The Snowdrops and Iris reticulata are out, and the Tete a Tete’s poking their noses up the soil. The Sarcococca’s are continuing fill the air with their delicious scent which is a real joy.

Currently we are not doing much gardening, but I am enjoying looking through all the catalogues that have been dropping through the letterbox, trying to decide what I need... or rather what I have space for. I have been trying to plan the beds under the pergola, I think I would like the colour theme to be white green and yellow (all my beds have to have a colour theme!), so far having decided on Pinks, Achillea, Heuchera and Aquilegia, but we shall see!

12th January 2012

Its now mid January and the garden has become unusually dry for the time of year. The last week has seen day time temperatures into 2 figures although now becoming cooler and below freezing forecast for the end of the month. I spent a very nice 10 minutes in the lower garden sitting in the sunshine yesterday and feeling quite warm.

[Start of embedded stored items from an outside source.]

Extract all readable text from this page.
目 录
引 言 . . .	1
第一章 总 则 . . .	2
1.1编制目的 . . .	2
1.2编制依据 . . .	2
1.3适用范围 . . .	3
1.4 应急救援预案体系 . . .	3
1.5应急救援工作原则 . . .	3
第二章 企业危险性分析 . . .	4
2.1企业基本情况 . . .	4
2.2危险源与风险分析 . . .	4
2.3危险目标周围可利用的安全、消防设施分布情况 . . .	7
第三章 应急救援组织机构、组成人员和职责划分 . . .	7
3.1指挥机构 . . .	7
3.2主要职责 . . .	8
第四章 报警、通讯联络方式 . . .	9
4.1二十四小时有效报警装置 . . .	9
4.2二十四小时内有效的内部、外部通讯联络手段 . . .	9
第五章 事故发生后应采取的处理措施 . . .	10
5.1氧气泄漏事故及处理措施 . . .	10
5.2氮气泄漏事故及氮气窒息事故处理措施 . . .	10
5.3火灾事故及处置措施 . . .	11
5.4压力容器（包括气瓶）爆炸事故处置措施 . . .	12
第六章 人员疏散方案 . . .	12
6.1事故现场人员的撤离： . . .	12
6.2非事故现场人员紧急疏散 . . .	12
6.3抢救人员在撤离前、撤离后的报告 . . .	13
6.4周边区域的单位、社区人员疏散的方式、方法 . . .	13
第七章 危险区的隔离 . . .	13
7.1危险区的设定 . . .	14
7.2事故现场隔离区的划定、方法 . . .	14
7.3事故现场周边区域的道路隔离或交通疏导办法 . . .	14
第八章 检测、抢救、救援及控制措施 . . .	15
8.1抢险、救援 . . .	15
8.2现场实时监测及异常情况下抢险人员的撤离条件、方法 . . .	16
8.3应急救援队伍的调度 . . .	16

The Hellebores are in flower – a real joy, and I have a pot of snowdrops looking lovely on the terrace. The fox has been scent marking its territory round the terrace which is not a joy! We also have Pulmonaria Rubra flowering, as well as Witch hazel, Sarcococca and Viburnum Bodnantse Dawn which are giving off a lovely perfume when I walk past.

4th January 2012

2011 was on odd year weatherwise, drier than usual, warm in the spring and cool in the summer. It was very wet and windy on one of our Open Garden days but despite the at times indifferent weather we raised almost £2k shared between the National Garden Scheme and Hospice in the Weald. Thank you to all those who came and supported our charities.

A very wet and windy start to the year, although not too cold. We have a mature Oak tree on our boundary and another in the adjacent foot path which have lost a lot of twiggy growth in the high winds – more to clear up, following on from the enormous amount of acorns that we had to pick up in the late autumn... nearly ½ a wheelie bin full every week for 6 weeks, unfortunately we don’t know anyone with pigs!

Mike did manage to cut the grass on Christmas Eve, which picked up the last of the oak leaves, although I didn’t follow him round trimming the edges – too much to do in preparation for the festivities.

The garden is looking a bit sad and soggy at the moment, there is still some cutting back of late perennials to complete and the beds are not all mulched. The beds under the pergola have been emptied, widened and had the soil improved and are ready for replanting. Haven’t decided exactly how they will be replanted but will include several varieties of Heuchera’s in the scheme.

I am wondering how the plants are going to behave during the coming year. Last year with its strange weather pattern found some plants sulking and others becoming oddly unruly. My cardoon was trying to flower in December! Our large pink camellia in the lower garden has been in flower for a couple of weeks now, far earlier than normal; I fear it will be caught by a frost before too long. All around the garden bulbs are beginning to show their noses above the surface of the soil, I suspect they too will be checked if it turns colder.